Nacido y educado como católico, el mitologista Joseph Campbell (1904-1987) fue un elocuente crítico del énfasis exagerado en el sufrimiento que supo ser tan común entre los cristianos. Especializado en imágenes sagradas, reconocía una actitud masoquista expresada en muchos crucifijos. Poco antes de su muerte se sometió a un tratamiento en un hospital católico. La viuda, Jean Erdman, me contó que en el cuarto donde había estado internado su esposo había una representación contemporánea de un Cristo triunfante con los brazos elevados sobre la cruz. Cuando Joseph Campbell lo vio, exclamó: “Este es el crucifijo que durante toda mi vida quise encontrar”.
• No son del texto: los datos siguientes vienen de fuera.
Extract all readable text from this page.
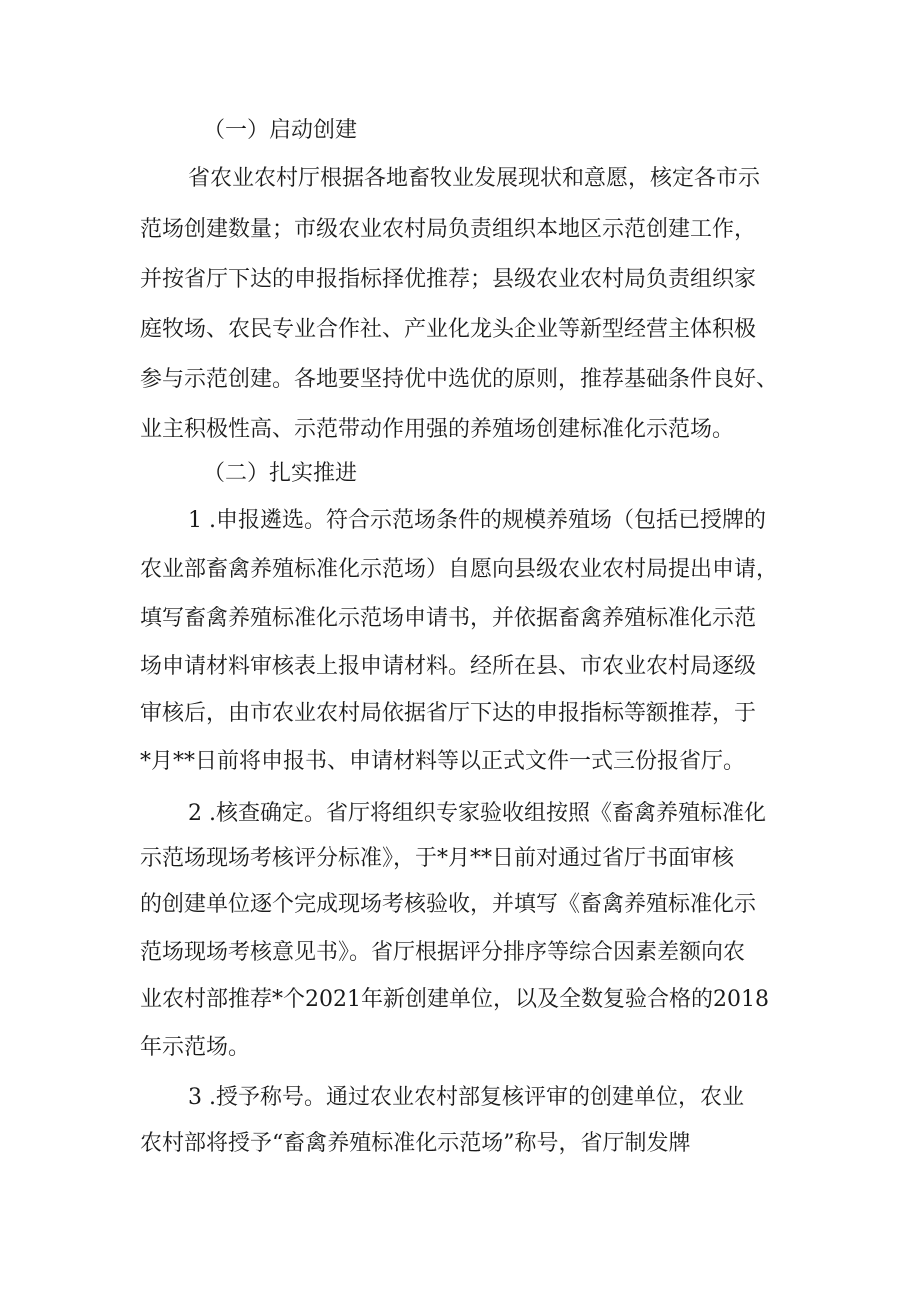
（一）启动创建
省农业农村厅根据各地畜牧业发展现状和意愿，核定各市示
范场创建数量；市级农业农村局负责组织本地区示范创建工作，
并按省厅下达的申报指标择优推荐；县级农业农村局负责组织家
庭牧场、农民专业合作社、产业化龙头企业等新型经营主体积极
参与示范创建。各地要坚持优中选优的原则，推荐基础条件良好、
业主积极性高、示范带动作用强的养殖场创建标准化示范场。
（二）扎实推进
1 .申报遴选。符合示范场条件的规模养殖场（包括已授牌的
农业部畜禽养殖标准化示范场）自愿向县级农业农村局提出申请，
填写畜禽养殖标准化示范场申请书，并依据畜禽养殖标准化示范
场申请材料审核表上报申请材料。经所在县、市农业农村局逐级
审核后，由市农业农村局依据省厅下达的申报指标等额推荐，于
*月**日前将申报书、申请材料等以正式文件一式三份报省厅。
2 .核查确定。省厅将组织专家验收组按照《畜禽养殖标准化
示范场现场考核评分标准》，于*月**日前对通过省厅书面审核
的创建单位逐个完成现场考核验收，并填写《畜禽养殖标准化示
范场现场考核意见书》。省厅根据评分排序等综合因素差额向农
业农村部推荐*个2021年新创建单位，以及全数复验合格的2018
年示范场。
3 .授予称号。通过农业农村部复核评审的创建单位，农业
农村部将授予“畜禽养殖标准化示范场”称号，省厅制发牌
¿Y a nosotros? ¿Qué imagen de Cristo crucificado nos llama la atención, si es que hay alguna? (Recordemos que durante la primera mitad del cristianismo no hubo imágenes del crucificado, sino solo una cruz cósmica de brazos iguales en longitud, una rosa de los vientos para el viaje espiritual). ¿Se nos han enseñado interpretaciones de la muerte de Jesús en la cruz que nos hacen dudar del amor de Dios? ¿Cómo hemos superado esas dudas? ¿Hemos conocido personas que, inspiradas por Jesucristo crucificado, cargaron sobre sí mismas el sufrimiento de otros? (Como por ejemplo San Maximiliano Kolbe, quien se ofreció a tomar el lugar de un compañero de prisión en un campo de concentración y tuvo una muerte cruel). ¿Hemos experimentado alguna vez la alegría de vencer al sufrimiento al cargar con el dolor del prójimo?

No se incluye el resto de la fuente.